Methods: We performed a retrospective study of patients who underwent surgical excision of a lipomatous tumor at a tertiary cancer referral center (2004-2015). We divided patients into non-diabetics, well-controlled diabetics (HbA1c < 7), and poorly-controlled diabetics (HbA1c ≥ 7). We compared patient demographics, tumor characteristics, and measures of glycemic control among these groups both before and after tumor resection.

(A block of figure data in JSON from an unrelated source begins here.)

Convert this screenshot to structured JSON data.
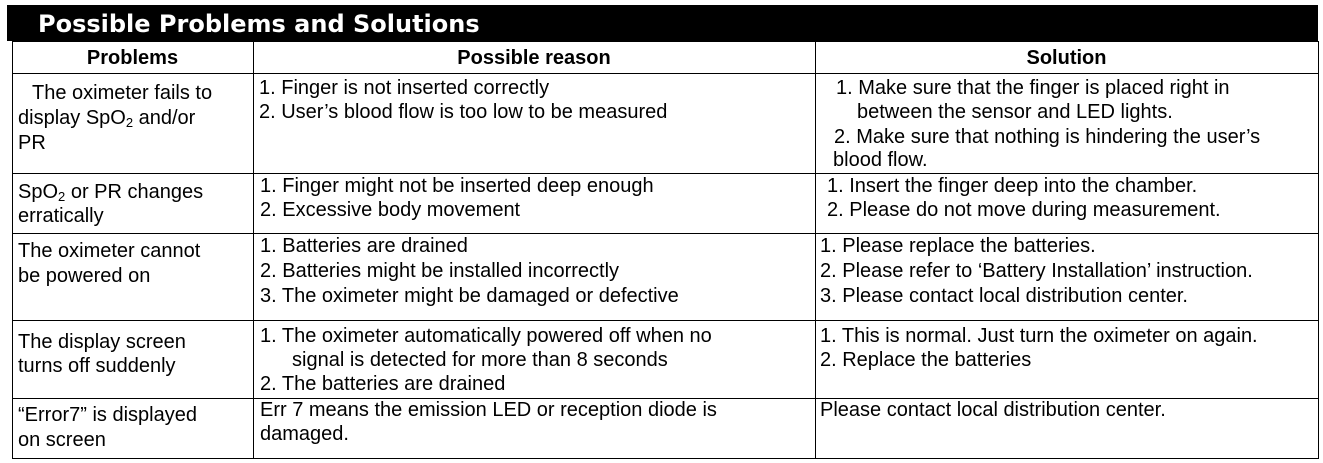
{
  "title": "Possible Problems and Solutions",
  "headers": {
    "problems": "Problems",
    "reason": "Possible reason",
    "solution": "Solution"
  },
  "rows": [
    {
      "problem": [
        "The oximeter fails to",
        "display SpO",
        "2",
        " and/or",
        "PR"
      ],
      "reason": [
        "1. Finger is not inserted correctly",
        "2. User’s blood flow is too low to be measured"
      ],
      "solution": [
        "1. Make sure that the finger is placed right in",
        "between the sensor and LED lights.",
        "2. Make sure that nothing is hindering the user’s",
        "blood flow."
      ]
    },
    {
      "problem": [
        "SpO",
        "2",
        " or PR changes",
        "erratically"
      ],
      "reason": [
        "1. Finger might not be inserted deep enough",
        "2. Excessive body movement"
      ],
      "solution": [
        "1. Insert the finger deep into the chamber.",
        "2. Please do not move during measurement."
      ]
    },
    {
      "problem": [
        "The oximeter cannot",
        "be powered on"
      ],
      "reason": [
        "1. Batteries are drained",
        "2. Batteries might be installed incorrectly",
        "3. The oximeter might be damaged or defective"
      ],
      "solution": [
        "1. Please replace the batteries.",
        "2. Please refer to ‘Battery Installation’ instruction.",
        "3. Please contact local distribution center."
      ]
    },
    {
      "problem": [
        "The display screen",
        "turns off suddenly"
      ],
      "reason": [
        "1. The oximeter automatically powered off when no",
        "signal is detected for more than 8 seconds",
        "2. The batteries are drained"
      ],
      "solution": [
        "1. This is normal. Just turn the oximeter on again.",
        "2. Replace the batteries"
      ]
    },
    {
      "problem": [
        "“Error7” is displayed",
        "on screen"
      ],
      "reason": [
        "Err 7 means the emission LED or reception diode is",
        "damaged."
      ],
      "solution": [
        "Please contact local distribution center."
      ]
    }
  ]
}
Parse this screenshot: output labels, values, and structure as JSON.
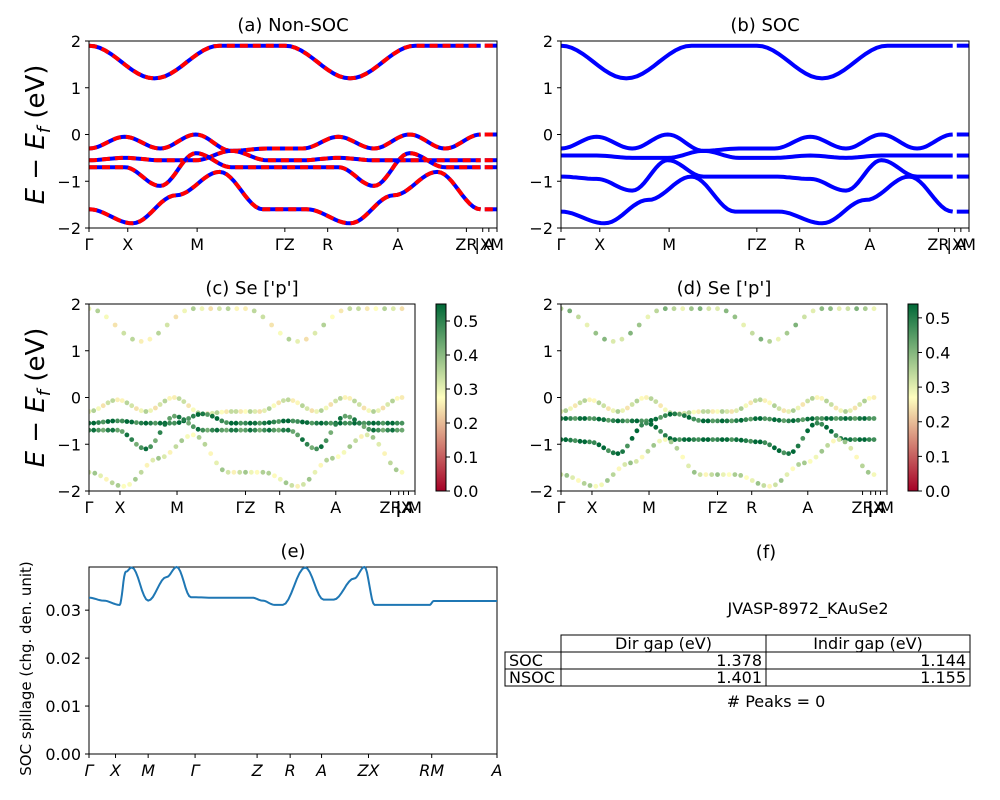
{
  "colors": {
    "band_blue": "#0000ff",
    "band_red": "#ff0000",
    "spillage": "#1f77b4",
    "cmap_low": "#a50026",
    "cmap_mid": "#ffffbf",
    "cmap_high": "#006837"
  },
  "bands_ylabel": "E − E",
  "bands_ylabel_sub": "f",
  "bands_ylabel_unit": "(eV)",
  "chart_data": [
    {
      "id": "a",
      "type": "line",
      "title": "(a) Non-SOC",
      "ylim": [
        -2,
        2
      ],
      "yticks": [
        "2",
        "1",
        "0",
        "−1",
        "−2"
      ],
      "kpath": [
        "Γ",
        "X",
        "M",
        "ΓZ",
        "R",
        "A",
        "ZR",
        "|X",
        "A",
        "M"
      ],
      "series": [
        {
          "values": [
            -0.3,
            -0.05,
            -0.3,
            0.0,
            -0.35,
            -0.3,
            -0.3,
            -0.05,
            -0.3,
            0.0,
            -0.3,
            0.0
          ]
        },
        {
          "values": [
            -0.55,
            -0.5,
            -0.55,
            -0.55,
            -0.35,
            -0.55,
            -0.55,
            -0.5,
            -0.55,
            -0.55,
            -0.55,
            -0.55
          ]
        },
        {
          "values": [
            -0.7,
            -0.7,
            -1.1,
            -0.4,
            -0.7,
            -0.7,
            -0.7,
            -0.7,
            -1.1,
            -0.4,
            -0.7,
            -0.7
          ]
        },
        {
          "values": [
            -1.6,
            -1.9,
            -1.3,
            -0.8,
            -1.6,
            -1.6,
            -1.9,
            -1.3,
            -0.8,
            -1.6
          ]
        },
        {
          "values": [
            1.9,
            1.2,
            1.9,
            1.9,
            1.2,
            1.9,
            1.9
          ]
        }
      ]
    },
    {
      "id": "b",
      "type": "line",
      "title": "(b) SOC",
      "ylim": [
        -2,
        2
      ],
      "yticks": [
        "2",
        "1",
        "0",
        "−1",
        "−2"
      ],
      "kpath": [
        "Γ",
        "X",
        "M",
        "ΓZ",
        "R",
        "A",
        "ZR",
        "|X",
        "A",
        "M"
      ],
      "series": [
        {
          "values": [
            -0.3,
            -0.05,
            -0.3,
            0.0,
            -0.35,
            -0.3,
            -0.3,
            -0.05,
            -0.3,
            0.0,
            -0.3,
            0.0
          ]
        },
        {
          "values": [
            -0.45,
            -0.45,
            -0.5,
            -0.5,
            -0.35,
            -0.5,
            -0.5,
            -0.45,
            -0.5,
            -0.45,
            -0.45,
            -0.45
          ]
        },
        {
          "values": [
            -0.9,
            -0.95,
            -1.2,
            -0.55,
            -0.9,
            -0.9,
            -0.9,
            -0.95,
            -1.2,
            -0.55,
            -0.9,
            -0.9
          ]
        },
        {
          "values": [
            -1.65,
            -1.9,
            -1.4,
            -0.9,
            -1.65,
            -1.65,
            -1.9,
            -1.4,
            -0.9,
            -1.65
          ]
        },
        {
          "values": [
            1.9,
            1.2,
            1.9,
            1.9,
            1.2,
            1.9,
            1.9
          ]
        }
      ]
    },
    {
      "id": "c",
      "type": "scatter",
      "title": "(c)  Se ['p']",
      "ylim": [
        -2,
        2
      ],
      "yticks": [
        "2",
        "1",
        "0",
        "−1",
        "−2"
      ],
      "kpath": [
        "Γ",
        "X",
        "M",
        "ΓZ",
        "R",
        "A",
        "ZR",
        "|",
        "|X",
        "A",
        "M"
      ],
      "colorbar": {
        "ticks": [
          "0.5",
          "0.4",
          "0.3",
          "0.2",
          "0.1",
          "0.0"
        ],
        "range": [
          0,
          0.55
        ]
      },
      "series": [
        {
          "values": [
            -0.3,
            -0.05,
            -0.3,
            0.0,
            -0.35,
            -0.3,
            -0.3,
            -0.05,
            -0.3,
            0.0,
            -0.3,
            0.0
          ],
          "weight": 0.3
        },
        {
          "values": [
            -0.55,
            -0.5,
            -0.55,
            -0.55,
            -0.35,
            -0.55,
            -0.55,
            -0.5,
            -0.55,
            -0.55,
            -0.55,
            -0.55
          ],
          "weight": 0.52
        },
        {
          "values": [
            -0.7,
            -0.7,
            -1.1,
            -0.4,
            -0.7,
            -0.7,
            -0.7,
            -0.7,
            -1.1,
            -0.4,
            -0.7,
            -0.7
          ],
          "weight": 0.48
        },
        {
          "values": [
            -1.6,
            -1.9,
            -1.3,
            -0.8,
            -1.6,
            -1.6,
            -1.9,
            -1.3,
            -0.8,
            -1.6
          ],
          "weight": 0.32
        },
        {
          "values": [
            1.9,
            1.2,
            1.9,
            1.9,
            1.2,
            1.9,
            1.9
          ],
          "weight": 0.3
        }
      ]
    },
    {
      "id": "d",
      "type": "scatter",
      "title": "(d) Se ['p']",
      "ylim": [
        -2,
        2
      ],
      "yticks": [
        "2",
        "1",
        "0",
        "−1",
        "−2"
      ],
      "kpath": [
        "Γ",
        "X",
        "M",
        "ΓZ",
        "R",
        "A",
        "ZR",
        "|",
        "|X",
        "A",
        "M"
      ],
      "colorbar": {
        "ticks": [
          "0.5",
          "0.4",
          "0.3",
          "0.2",
          "0.1",
          "0.0"
        ],
        "range": [
          0,
          0.54
        ]
      },
      "series": [
        {
          "values": [
            -0.3,
            -0.05,
            -0.3,
            0.0,
            -0.35,
            -0.3,
            -0.3,
            -0.05,
            -0.3,
            0.0,
            -0.3,
            0.0
          ],
          "weight": 0.3
        },
        {
          "values": [
            -0.45,
            -0.45,
            -0.5,
            -0.5,
            -0.35,
            -0.5,
            -0.5,
            -0.45,
            -0.5,
            -0.45,
            -0.45,
            -0.45
          ],
          "weight": 0.5
        },
        {
          "values": [
            -0.9,
            -0.95,
            -1.2,
            -0.55,
            -0.9,
            -0.9,
            -0.9,
            -0.95,
            -1.2,
            -0.55,
            -0.9,
            -0.9
          ],
          "weight": 0.52
        },
        {
          "values": [
            -1.65,
            -1.9,
            -1.4,
            -0.9,
            -1.65,
            -1.65,
            -1.9,
            -1.4,
            -0.9,
            -1.65
          ],
          "weight": 0.32
        },
        {
          "values": [
            1.9,
            1.2,
            1.9,
            1.9,
            1.2,
            1.9,
            1.9
          ],
          "weight": 0.35
        }
      ]
    },
    {
      "id": "e",
      "type": "line",
      "title": "(e)",
      "ylabel": "SOC spillage (chg. den. unit)",
      "ylim": [
        0,
        0.039
      ],
      "yticks": [
        "0.03",
        "0.02",
        "0.01",
        "0.00"
      ],
      "kpath": [
        "Γ",
        "X",
        "M",
        "Γ",
        "Z",
        "R",
        "A",
        "ZX",
        "RM",
        "A"
      ],
      "series": [
        {
          "x": [
            0,
            0.035,
            0.075,
            0.09,
            0.105,
            0.145,
            0.19,
            0.215,
            0.25,
            0.3,
            0.385,
            0.4,
            0.425,
            0.455,
            0.475,
            0.53,
            0.575,
            0.6,
            0.65,
            0.675,
            0.7,
            0.755,
            0.77,
            0.83,
            0.835,
            0.845,
            0.85,
            0.92,
            1.0
          ],
          "values": [
            0.0326,
            0.032,
            0.0311,
            0.038,
            0.0389,
            0.032,
            0.0369,
            0.039,
            0.0327,
            0.0326,
            0.0326,
            0.0326,
            0.032,
            0.0311,
            0.0311,
            0.0389,
            0.0322,
            0.0322,
            0.0366,
            0.039,
            0.0311,
            0.0311,
            0.0311,
            0.0311,
            0.0311,
            0.0319,
            0.0319,
            0.0319,
            0.0319
          ]
        }
      ]
    }
  ],
  "panel_f": {
    "title": "(f)",
    "jid": "JVASP-8972_KAuSe2",
    "columns": [
      "",
      "Dir gap (eV)",
      "Indir gap (eV)"
    ],
    "rows": [
      [
        "SOC",
        "1.378",
        "1.144"
      ],
      [
        "NSOC",
        "1.401",
        "1.155"
      ]
    ],
    "peaks": "# Peaks = 0"
  }
}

Results: 203 patients underwent 235 operations for lipomatous tumors. No differences were observed in tumor characteristics in patients with and without diabetes. However, tumor characteristics differed significantly between the well-controlled and poorly-controlled diabetics (Table 1). Patients with poorly-controlled diabetes had larger tumors that were more likely to be malignant and well-differentiated. Interestingly, we identified seven patients whose diabetes significantly improved with tumor resection. Overall, in the poorly-controlled diabetic group, there was a significant improvement in random blood glucose (109 mg/dL vs. 176 mg/dL, p < 0.05), without an associated change in BMI or number of diabetes medications, following tumor resection.
Conclusion: Development of a lipomatous tumor alone does not lead to diabetes. There was an association, however, between larger, malignant tumors and poorly-controlled diabetes. In a subset of patients, tumor resection improved glycemic control, suggesting that selected lipomatous tumors may be metabolically active.